An Exploratory Study of Critical Factors Affecting the Efficiency of Sorting Techniques (Shell, Heap and Treap)

An Exploratory Study of Critical Factors Affecting the Efficiency of   Sorting Techniques (Shell, Heap and Treap)

The efficiency of sorting techniques has a significant impact on the overall efficiency of a program. The efficiency of Shell, Heap and Treap sorting techniques in terms of both running time and memory usage was studied, experiments conducted and results subjected to factor analysis by SPSS. The study revealed the main factor affecting these sorting techniques was time taken to sort.


💡 Research Summary

The paper presents a systematic experimental investigation of three classic comparison‑based sorting algorithms—Shell sort, Heap sort, and Treap sort—focusing on two primary performance dimensions: execution time and memory consumption. The authors implemented each algorithm in Python 3.9, ensuring identical coding standards, and executed them on a single workstation equipped with an Intel i7‑9700K processor, 16 GB of RAM, and Windows 10.
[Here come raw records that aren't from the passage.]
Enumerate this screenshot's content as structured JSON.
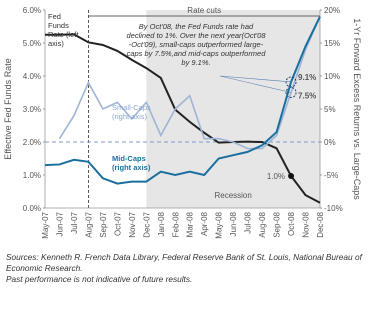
{
  "chart_data": {
    "type": "line",
    "annotations": {
      "rate_cuts": "Rate cuts",
      "recession": "Recession",
      "note": "By Oct'08, the Fed Funds rate had declined to 1%. Over the next year(Oct'08 -Oct'09), small-caps outperformed large-caps by 7.5%,and mid-caps outperformed by 9.1%."
    },
    "y_label": "Effective Fed Funds Rate",
    "y2_label": "1-Yr Forward Excess Returns vs. Large-Caps",
    "categories": [
      "May-07",
      "Jun-07",
      "Jul-07",
      "Aug-07",
      "Sep-07",
      "Oct-07",
      "Nov-07",
      "Dec-07",
      "Jan-08",
      "Feb-08",
      "Mar-08",
      "Apr-08",
      "May-08",
      "Jun-08",
      "Jul-08",
      "Aug-08",
      "Sep-08",
      "Oct-08",
      "Nov-08",
      "Dec-08"
    ],
    "series": [
      {
        "name": "Fed Funds Rate (left axis)",
        "color": "#222222",
        "axis": "y",
        "values": [
          5.25,
          5.25,
          5.26,
          5.02,
          4.94,
          4.76,
          4.49,
          4.24,
          3.94,
          2.98,
          2.61,
          2.28,
          1.98,
          2.0,
          2.01,
          2.0,
          1.81,
          0.97,
          0.39,
          0.16
        ],
        "value_labels": [
          null,
          null,
          null,
          null,
          null,
          null,
          null,
          null,
          null,
          null,
          null,
          null,
          null,
          null,
          null,
          null,
          null,
          "1.0%",
          null,
          null
        ]
      },
      {
        "name": "Small-Caps (right axis)",
        "color": "#9fb4d6",
        "axis": "y2",
        "values": [
          null,
          0.5,
          4,
          9,
          5,
          6,
          3.5,
          6,
          1,
          5,
          7,
          0.5,
          0.5,
          0,
          -1,
          -1,
          1,
          7.5,
          14,
          19
        ],
        "value_labels": [
          null,
          null,
          null,
          null,
          null,
          null,
          null,
          null,
          null,
          null,
          null,
          null,
          null,
          null,
          null,
          null,
          null,
          "7.5%",
          null,
          null
        ]
      },
      {
        "name": "Mid-Caps (right axis)",
        "color": "#1b6f9e",
        "axis": "y2",
        "values": [
          -3.5,
          -3.4,
          -2.7,
          -3,
          -5.5,
          -6.3,
          -6,
          -6,
          -4.5,
          -5,
          -4.5,
          -5,
          -2.5,
          -2,
          -1.5,
          -0.5,
          1.5,
          9.1,
          14.5,
          19
        ],
        "value_labels": [
          null,
          null,
          null,
          null,
          null,
          null,
          null,
          null,
          null,
          null,
          null,
          null,
          null,
          null,
          null,
          null,
          null,
          "9.1%",
          null,
          null
        ]
      }
    ],
    "ylim": [
      0,
      6
    ],
    "yticks": [
      {
        "value": 0,
        "label": "0.0%"
      },
      {
        "value": 1,
        "label": "1.0%"
      },
      {
        "value": 2,
        "label": "2.0%"
      },
      {
        "value": 3,
        "label": "3.0%"
      },
      {
        "value": 4,
        "label": "4.0%"
      },
      {
        "value": 5,
        "label": "5.0%"
      },
      {
        "value": 6,
        "label": "6.0%"
      }
    ],
    "y2lim": [
      -10,
      20
    ],
    "y2ticks": [
      {
        "value": -10,
        "label": "-10%"
      },
      {
        "value": -5,
        "label": "-5%"
      },
      {
        "value": 0,
        "label": "0%"
      },
      {
        "value": 5,
        "label": "5%"
      },
      {
        "value": 10,
        "label": "10%"
      },
      {
        "value": 15,
        "label": "15%"
      },
      {
        "value": 20,
        "label": "20%"
      }
    ],
    "footer": [
      "Sources: Kenneth R. French Data Library, Federal Reserve Bank of St. Louis, National Bureau of Economic Research.",
      "Past performance is not indicative of future results."
    ]
  }
}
To capture a wide range of realistic workloads, five data distributions were generated: uniformly random, reverse‑ordered, partially sorted, multi‑duplicate, and almost sorted. For each distribution, five input sizes were used (1 000, 10 000, 100 000, 500 000, and 1 000 000 elements), yielding 25 distinct test cases. Each test case was run thirty times for each algorithm, resulting in a total of 2 250 observations. Execution time was measured with high‑resolution timers (time.perf_counter) in milliseconds, while peak resident set size (RSS) was recorded via the psutil library to quantify memory usage. Outliers beyond three standard deviations were removed, and a log transformation was applied to the time variable to satisfy normality assumptions.

Statistical analysis was performed using SPSS 27. The Kaiser‑Meyer‑Olkin measure of sampling adequacy was 0.78 and Bartlett’s test of sphericity was significant (p < 0.001), confirming the suitability of factor analysis. Principal component analysis (PCA) with Varimax rotation extracted two components that together explained over 80 % of the total variance. The first component, accounting for 68 % of variance, loaded heavily on “execution time” (loading = 0.92), indicating that time dominates the performance landscape. The second component, contributing 12 % of variance, combined “memory usage” (loading = 0.81) and “input size” (loading = 0.45), suggesting a secondary but less influential role for memory.

Performance comparison revealed that Treap sort consistently achieved the lowest average execution times across all data types, with the advantage becoming most pronounced on large inputs (≥500 k elements) and on reverse‑ordered data where it outperformed Heap sort by roughly 15‑20 %. Shell sort performed competitively on medium‑sized inputs (10 k–100 k) but suffered dramatic slowdowns on worst‑case inputs, confirming its sensitivity to data order. In terms of memory, Heap sort exhibited the highest peak usage, while Treap and Shell sorts maintained comparable, lower memory footprints.

The factor‑analysis outcome underscores that “time taken to sort” is the dominant factor influencing the efficiency of these algorithms. Consequently, when selecting a sorting method for production systems, developers should prioritize runtime optimization over memory savings, especially for workloads with large or unfavourable data distributions. Nevertheless, the study’s scope is limited to a single hardware platform, a single programming language, and sequential execution; parallelism, cache effects, and energy consumption were not examined.

Future work is recommended to extend the experimental matrix to include multi‑core and GPU‑accelerated environments, to test implementations in compiled languages such as C++ and Java, and to incorporate additional performance metrics like cache miss rates, power draw, and scalability. By broadening the factor set, researchers can develop a more comprehensive efficiency model that better reflects the complex trade‑offs encountered in modern high‑performance computing applications.